“Dreams, Data, Exhaustion, Cancer, and Care” by Anne Boyer was a book that I was not exactly looking forward to, but I felt compelled to read it because it was about cancer, because it showed the process of a woman fighting for her life, and because of its raw and tangible emotion.
Before I read the book, I had no real idea about the hardships of chemotherapy. I always wondered why some would choose to just pass away without trying to fight for their life. After all, a small chance is better than no chance, right?
But after reading this book, I understood why some would choose to not go through chemotherapy. Cancer.org lists countless side effects, some of which are fatigue, hair loss, easy bruising and bleeding, nausea and vomiting, sores and pain with swallowing, peripheral neuropathy or other nerve problems, such as numbness, tingling, pain, and skin and nail changes such as dry skin and color change.
And after reading through the book, I found countless examples of these side effects, such as nails lifting off their beds and certain procedures that Boyer had to do before a treatment to prevent such and such negative effects, preparations that for me seemed not just tedious but sometimes even painful. However, these procedures became a daily ritual for Boyer and countless others battling against cancer for their lives.
However, the entire book was not just about the sadness of cancer, nor the hopelessness of possibly never recovering, nor the resentment of the injustice that some people will have cancer while others will not.
Instead, the book incorporates all of those emotions and more, such as happiness and even hope. The author actively reaches out to doctors and other trusted health officials, and the readers can see that the author is desperately trying to find ways to recover.
What really struck me was the way that Boyer kept her book flowing in a way that I could not only easily understand but was also continuously invested and interested in reading. For example, some of her chapters were just a page, while others were ten. This may have seemed choppy, but the writing segued naturally into each chapter without breaking.
The author’s use of language also surprised me. For example, she talked about a “soft uncertainty” which for me was confusing since uncertainty is widely regarded as a confusing thing that people do not want to consider. To be uncertain about something was to be left in the dark, quite a contrast from the softness Boyer described it to have.
Perhaps this has another deeper meaning. For Boyer, uncertainty would probably seem soft compared to the harsh ravine of chemotherapy she was going to go through. Looking back in retrospect, Boyer certainly would think that not knowing was a happier time than knowing. What seemed like an arbitrary use of language turned out to have a layer of emotional pain embedded inside of it.
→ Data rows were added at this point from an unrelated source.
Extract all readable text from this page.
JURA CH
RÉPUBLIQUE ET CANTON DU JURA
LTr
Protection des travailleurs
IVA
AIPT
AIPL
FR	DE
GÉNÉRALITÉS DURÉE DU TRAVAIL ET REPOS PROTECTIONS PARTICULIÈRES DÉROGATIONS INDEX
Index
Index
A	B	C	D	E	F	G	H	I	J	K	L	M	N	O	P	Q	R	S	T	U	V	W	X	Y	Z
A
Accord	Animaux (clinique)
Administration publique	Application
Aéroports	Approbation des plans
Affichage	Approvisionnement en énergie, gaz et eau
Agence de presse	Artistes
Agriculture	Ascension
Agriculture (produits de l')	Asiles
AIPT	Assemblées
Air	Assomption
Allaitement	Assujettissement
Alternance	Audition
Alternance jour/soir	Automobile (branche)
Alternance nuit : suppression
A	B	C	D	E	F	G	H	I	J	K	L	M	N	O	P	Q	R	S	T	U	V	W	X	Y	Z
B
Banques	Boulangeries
This is not the first instance where Boyer uses deeply layered and symbolic language. She also skillfully uses similes, such as when she stated, “In the week before chemotherapy, it is like preparing for a winter storm,” a description making it poignantly clear what an ordeal chemotherapy is.
As someone who has not gone through chemotherapy or even known someone who has, this helped me understand the flurry of getting ready, making preparations, but also the underlying dread that comes with this painful treatment.
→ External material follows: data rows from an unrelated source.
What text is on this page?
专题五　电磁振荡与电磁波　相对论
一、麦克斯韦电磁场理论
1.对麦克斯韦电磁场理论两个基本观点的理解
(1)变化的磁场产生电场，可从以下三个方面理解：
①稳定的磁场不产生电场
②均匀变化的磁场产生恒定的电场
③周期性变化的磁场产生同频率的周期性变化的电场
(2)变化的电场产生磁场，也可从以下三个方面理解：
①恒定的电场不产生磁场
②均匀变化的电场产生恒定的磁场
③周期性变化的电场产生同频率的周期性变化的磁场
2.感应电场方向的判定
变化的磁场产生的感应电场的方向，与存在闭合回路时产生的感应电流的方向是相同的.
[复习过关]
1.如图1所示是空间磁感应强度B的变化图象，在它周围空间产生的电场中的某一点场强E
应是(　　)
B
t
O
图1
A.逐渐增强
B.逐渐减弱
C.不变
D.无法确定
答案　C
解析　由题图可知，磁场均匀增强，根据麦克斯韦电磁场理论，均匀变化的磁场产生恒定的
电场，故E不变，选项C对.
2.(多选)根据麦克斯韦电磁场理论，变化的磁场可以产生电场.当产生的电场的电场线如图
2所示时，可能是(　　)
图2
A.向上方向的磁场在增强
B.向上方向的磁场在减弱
“Dreams, Data, Exhaustion, Cancer, and Care” may not have been my first choice for an afternoon of reading, but after reading it, it gave me a strong feeling of sympathy and an acute sense of empathetic pain for cancer patients. Boyer’s successful use of figurative language and bleak descriptions of everyday life dealing with the suffering of cancer and going through chemotherapy helped me understand her journey in the fight for her life.